MEC’s vision
is a world where every person is empowered to know mathematics personally, powerfully, and joyfully, in order to more deeply understand ourselves, our communities, and our world.
MEC’s mission
is to achieve our vision by fostering math teaching that assures all teachers, students, and communities are mathematically powerful, recognize their own value as mathematical thinkers, and confidently pursue mathematical learning without limit.
MEC strives to achieve this mission by
Translating research into classroom practice,
Providing workshops for K-20 teachers, students, administrators, and communities,
Facilitating classroom-based support for teachers,
Partnering with districts and leaders to secure a well-informed public,
Speaking to professional organizations, colleagues, and communities,
Creating and collecting high quality and well-informed resource materials,
Engaging in conversations and research pertaining to math education, and
Collaborating with partners to improve mathematics education for all learners.
MEC’s Approach
Our approach to professional learning is to position teachers, leaders, and communities first as learners in an environment that fully models the teaching and learning we envision for students. Then the collective work of improving the student experience can be built upon this shared learning and upon a common vision of how the classroom can look and feel.
Teachers cannot be expected to meaningfully make changes, administrators can’t meaningfully create space for changes, and communities can’t meaningfully support changes that they don’t deeply understand. It is the experience of being fully immersed in the learning environment as a learner that truly shifts beliefs about the teaching and learning of mathematics. Without this experience, conversations about improving math learning for students remain largely hypothetical, limited by the past math experiences of those making decisions. When all stakeholders are positioned as powerful mathematical learners, priorities and decisions can be fully informed.

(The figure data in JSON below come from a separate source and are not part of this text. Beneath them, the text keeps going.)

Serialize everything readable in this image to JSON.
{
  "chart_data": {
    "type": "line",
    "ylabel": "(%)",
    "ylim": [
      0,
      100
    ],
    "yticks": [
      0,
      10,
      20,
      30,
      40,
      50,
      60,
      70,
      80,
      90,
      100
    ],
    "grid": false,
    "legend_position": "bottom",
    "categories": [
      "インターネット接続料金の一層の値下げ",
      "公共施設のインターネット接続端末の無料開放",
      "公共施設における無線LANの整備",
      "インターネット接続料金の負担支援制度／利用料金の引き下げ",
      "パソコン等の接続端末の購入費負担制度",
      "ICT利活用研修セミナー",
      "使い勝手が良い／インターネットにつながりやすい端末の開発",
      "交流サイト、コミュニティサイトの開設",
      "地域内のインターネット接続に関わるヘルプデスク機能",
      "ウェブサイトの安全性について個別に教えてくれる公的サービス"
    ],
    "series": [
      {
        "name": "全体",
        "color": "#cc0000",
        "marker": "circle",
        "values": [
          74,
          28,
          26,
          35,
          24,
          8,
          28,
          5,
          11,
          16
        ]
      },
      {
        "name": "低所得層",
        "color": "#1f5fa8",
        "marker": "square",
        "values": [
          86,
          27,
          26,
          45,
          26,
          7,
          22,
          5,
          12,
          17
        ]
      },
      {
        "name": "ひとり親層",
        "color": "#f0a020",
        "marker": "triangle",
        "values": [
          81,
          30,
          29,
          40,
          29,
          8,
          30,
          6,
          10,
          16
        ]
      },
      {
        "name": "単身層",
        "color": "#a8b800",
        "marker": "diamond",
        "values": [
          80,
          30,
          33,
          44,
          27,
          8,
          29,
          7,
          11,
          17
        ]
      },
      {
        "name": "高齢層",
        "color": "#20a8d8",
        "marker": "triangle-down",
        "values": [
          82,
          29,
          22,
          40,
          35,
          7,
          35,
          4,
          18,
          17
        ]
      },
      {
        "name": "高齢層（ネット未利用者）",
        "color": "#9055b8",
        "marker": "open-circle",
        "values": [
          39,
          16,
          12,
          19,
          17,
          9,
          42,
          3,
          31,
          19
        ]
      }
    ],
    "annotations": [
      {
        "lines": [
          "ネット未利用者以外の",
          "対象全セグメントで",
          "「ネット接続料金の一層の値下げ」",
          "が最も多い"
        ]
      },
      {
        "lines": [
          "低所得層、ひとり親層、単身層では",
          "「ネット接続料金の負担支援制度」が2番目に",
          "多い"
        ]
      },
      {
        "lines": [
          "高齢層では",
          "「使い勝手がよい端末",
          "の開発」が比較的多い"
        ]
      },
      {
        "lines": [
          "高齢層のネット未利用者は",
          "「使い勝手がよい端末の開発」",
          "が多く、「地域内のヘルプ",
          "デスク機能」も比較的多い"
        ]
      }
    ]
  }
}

MEC recognizes that all learners have mathematical ideas worth listening to and we strive to create environments where all learners come to know math…
PERSONALLY.
Participants in MEC workshops are immersed in a classroom culture in which mathematical agency is kindled through meaningful inquiry. They are given time and space to investigate and make their own sense of mathematical ideas and situations. A menu structure and expandable tasks encourage collaborative and independent problem solving. This structure provides student choice and equitably differentiated instruction without labeling learners. During this process, learners come to understand themselves as mathematical thinkers who have unique ideas to contribute. They understand the mathematics deeply and know their own ideas are valuable and applicable to their world. Learners always have control over when and how they share their thinking, and all mathematical thinking is welcome.
POWERFULLY.
MEC workshops allow participants to experience robust units of study in which ‘big’ mathematical ideas are confronted. These ideas are investigated in multiple contexts and from various perspectives. Meaningful student-to-student discourse is carefully facilitated. This discourse is driven by sense-making, the forming of mathematically convincing arguments, and questioning that seeks to understand (rather than change) the thinking of others. An essential outcome of this approach is that learners see themselves and each other as powerful mathematical thinkers. They appreciate the importance of how their thinking is similar or different, and authentically make connections between the mathematics they are experiencing personally, within the classroom, and out in the world.
JOYFULLY.
In this learning environment, divergent thinking is valued and encouraged. Cognitive dissonance is recognized as necessary to learning, and mistakes and confusion are embraced as sites for new understanding. When the humanness at the center of this process becomes a cornerstone of mathematics culture, true mathematical thinking can happen where learners feel amusement, wonder, excitement, and pride…the hallmarks of joy.